Dal canto mio ritengo, e al riguardo mi appoggio soprattutto al magistero di papa Francesco, che ormai il tempo dell’Occidente – il quale nel Novecento è stato essenzialmente un’idea-forza à tête americaine – sia terminato, e che gli europei debbano cessare di riconoscersi acriticamente come “occidentali” e riscoprire le loro radici identitarie (radicate non già nell’astrattezza di un qualche atavismo genetico, bensì nella concretezza della storia) che, a dirla con Ferdinand Tönnies, debba fondarsi sulle comunità tradizionali della famiglia, del lavoro, del retaggio culturale che peraltro di continuo si rinnova, quindi sulle differenze che sono una ricchezza inalienabile, anziché sulle convenzioni contrattualistiche dalle quali sorgono le società con le loro astratte pretese egalitarie. Non è all’appiattimento egalitaristico che dobbiamo mirare, bensì alle vive differenze elaborate dalla natura, dall’ambiente, dalle tradizioni, dalla storia, e sostenute tuttavia da un vivo senso di equità anche sociopolitica e socioeconomica. In questi tempi segnati da un massimo di anomica e amorale licenza individualistica, da una disastrosa caduta dei princìpi di disciplina e di autodisciplina, dall’eclissarsi di quel “senso del limite” indispensabile nell’equilibrio di qualunque civiltà, da un dilagare generalizzato del desiderio dell’avere e dalla fine della preoccupazione per l’essere, da un crescere esponenziale della violenza e della paura, il piano inclinato sul quale ci troviamo a scivolare è – lo aveva già compreso due millenni e mezzo fa il vecchio Platone – quello verso l’abominio della tirannia: che sarà per giunta accolto (è già accaduto) come una liberazione. È questa caduta vertiginosa che dobbiamo evitare, se – e non è detto – siamo ancora in tempo. Altrimenti, prepariamoci a una risalita che sarà lenta e dolorosa.

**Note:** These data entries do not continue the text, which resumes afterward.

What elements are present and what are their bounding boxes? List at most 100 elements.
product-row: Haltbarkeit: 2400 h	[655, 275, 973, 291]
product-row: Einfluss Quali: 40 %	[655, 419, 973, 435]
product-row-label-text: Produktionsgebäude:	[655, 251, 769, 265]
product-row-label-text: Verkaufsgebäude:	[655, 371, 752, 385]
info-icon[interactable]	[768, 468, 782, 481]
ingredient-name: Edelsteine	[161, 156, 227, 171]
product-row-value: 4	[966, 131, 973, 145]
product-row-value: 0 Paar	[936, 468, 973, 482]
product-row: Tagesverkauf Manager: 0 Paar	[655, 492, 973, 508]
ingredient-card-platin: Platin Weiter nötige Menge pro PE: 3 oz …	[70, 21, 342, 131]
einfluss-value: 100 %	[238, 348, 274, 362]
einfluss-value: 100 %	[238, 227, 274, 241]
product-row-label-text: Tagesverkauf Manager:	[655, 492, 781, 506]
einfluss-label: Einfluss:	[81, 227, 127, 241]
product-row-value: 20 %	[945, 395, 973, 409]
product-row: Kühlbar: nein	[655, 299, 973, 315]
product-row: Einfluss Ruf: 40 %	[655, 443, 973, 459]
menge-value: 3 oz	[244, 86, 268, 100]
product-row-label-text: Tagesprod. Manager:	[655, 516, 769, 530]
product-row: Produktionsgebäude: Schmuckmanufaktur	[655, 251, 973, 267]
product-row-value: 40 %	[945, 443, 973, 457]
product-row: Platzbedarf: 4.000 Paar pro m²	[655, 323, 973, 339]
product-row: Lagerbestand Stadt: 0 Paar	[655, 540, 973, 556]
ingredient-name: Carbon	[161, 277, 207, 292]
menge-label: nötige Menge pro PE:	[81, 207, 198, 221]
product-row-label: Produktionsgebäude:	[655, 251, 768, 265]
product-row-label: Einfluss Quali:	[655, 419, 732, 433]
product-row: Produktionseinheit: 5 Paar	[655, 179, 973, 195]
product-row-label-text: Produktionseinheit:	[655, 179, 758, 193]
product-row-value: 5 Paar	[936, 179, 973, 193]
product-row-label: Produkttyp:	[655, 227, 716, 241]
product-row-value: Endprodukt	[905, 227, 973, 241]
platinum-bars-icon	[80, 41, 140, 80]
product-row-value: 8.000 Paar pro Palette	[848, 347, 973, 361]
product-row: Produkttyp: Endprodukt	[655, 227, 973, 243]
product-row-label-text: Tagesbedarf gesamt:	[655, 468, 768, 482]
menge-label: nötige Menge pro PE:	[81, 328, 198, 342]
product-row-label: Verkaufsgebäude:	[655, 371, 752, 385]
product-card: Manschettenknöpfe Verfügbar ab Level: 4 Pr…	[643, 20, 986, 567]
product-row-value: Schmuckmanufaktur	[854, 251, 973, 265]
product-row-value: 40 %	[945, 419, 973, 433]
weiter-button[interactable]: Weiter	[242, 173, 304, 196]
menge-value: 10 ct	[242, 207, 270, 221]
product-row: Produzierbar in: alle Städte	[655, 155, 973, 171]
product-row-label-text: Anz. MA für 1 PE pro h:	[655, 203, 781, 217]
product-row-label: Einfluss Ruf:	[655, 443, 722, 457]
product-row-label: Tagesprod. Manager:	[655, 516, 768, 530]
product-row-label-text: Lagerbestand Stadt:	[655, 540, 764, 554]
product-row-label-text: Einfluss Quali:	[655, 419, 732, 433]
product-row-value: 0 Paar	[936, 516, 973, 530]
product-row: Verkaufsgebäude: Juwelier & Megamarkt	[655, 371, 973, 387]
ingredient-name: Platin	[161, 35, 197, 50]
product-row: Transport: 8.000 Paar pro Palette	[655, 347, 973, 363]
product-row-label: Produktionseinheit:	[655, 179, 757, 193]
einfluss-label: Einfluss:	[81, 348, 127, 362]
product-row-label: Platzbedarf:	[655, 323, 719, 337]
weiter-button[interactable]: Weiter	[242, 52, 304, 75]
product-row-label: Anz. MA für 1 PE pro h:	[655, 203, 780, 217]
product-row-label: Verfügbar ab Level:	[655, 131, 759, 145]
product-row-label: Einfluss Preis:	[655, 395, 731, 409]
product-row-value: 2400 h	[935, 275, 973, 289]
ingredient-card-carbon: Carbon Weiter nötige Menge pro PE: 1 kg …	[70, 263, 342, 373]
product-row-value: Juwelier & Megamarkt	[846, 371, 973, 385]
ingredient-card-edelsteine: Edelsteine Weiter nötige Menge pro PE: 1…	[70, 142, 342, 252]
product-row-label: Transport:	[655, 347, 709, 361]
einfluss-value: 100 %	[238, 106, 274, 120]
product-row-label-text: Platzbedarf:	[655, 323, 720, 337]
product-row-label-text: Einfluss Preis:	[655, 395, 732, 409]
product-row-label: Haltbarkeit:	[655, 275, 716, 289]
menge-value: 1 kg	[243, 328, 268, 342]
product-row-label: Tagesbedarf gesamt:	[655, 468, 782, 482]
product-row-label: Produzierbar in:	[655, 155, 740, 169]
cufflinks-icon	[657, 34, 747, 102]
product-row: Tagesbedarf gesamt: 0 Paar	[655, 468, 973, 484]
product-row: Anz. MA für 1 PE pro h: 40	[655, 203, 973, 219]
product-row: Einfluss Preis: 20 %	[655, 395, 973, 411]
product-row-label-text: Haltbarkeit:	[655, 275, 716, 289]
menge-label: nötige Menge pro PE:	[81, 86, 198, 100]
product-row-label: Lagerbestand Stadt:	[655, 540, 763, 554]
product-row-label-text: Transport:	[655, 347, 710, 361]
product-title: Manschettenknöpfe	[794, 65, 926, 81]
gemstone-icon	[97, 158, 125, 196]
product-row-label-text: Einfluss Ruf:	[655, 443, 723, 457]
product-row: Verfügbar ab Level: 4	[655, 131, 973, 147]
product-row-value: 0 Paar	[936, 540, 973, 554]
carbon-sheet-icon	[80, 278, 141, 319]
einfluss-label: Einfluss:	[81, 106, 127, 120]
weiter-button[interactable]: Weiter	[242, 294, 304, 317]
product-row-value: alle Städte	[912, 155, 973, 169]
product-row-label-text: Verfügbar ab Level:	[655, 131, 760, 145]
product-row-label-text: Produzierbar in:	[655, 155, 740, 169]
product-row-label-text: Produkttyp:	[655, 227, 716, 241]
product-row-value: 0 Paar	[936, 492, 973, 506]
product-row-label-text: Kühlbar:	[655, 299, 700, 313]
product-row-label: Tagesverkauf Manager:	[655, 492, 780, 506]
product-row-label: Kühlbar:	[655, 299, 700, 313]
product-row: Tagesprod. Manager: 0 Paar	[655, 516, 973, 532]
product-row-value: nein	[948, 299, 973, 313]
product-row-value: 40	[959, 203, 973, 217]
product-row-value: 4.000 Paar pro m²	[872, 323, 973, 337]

Ma per giungere a costruire, com’è necessario se non vogliamo precipitare, un mondo libero sia dall’oligarchia di superstraricchi oggi imposta dal turbocapitalismo, sia dalle moltitudini di miserabili costretti a vivere non già al di sotto del livello di sopravvivenza bensì, ancor peggio, di quello del minimo di dignità al quale ogni essere umano ha diritto, è necessaria una guida. Non già quella della “Dichiarazione d’Indipendenza” degli Stati Uniti d’America, fondata sull’utopia della “ricerca della felicità”, bensì quella della Bibbia, del Vangelo e del Corano, fondata sulla Parola di Dio ch’è Giustizia e Pace.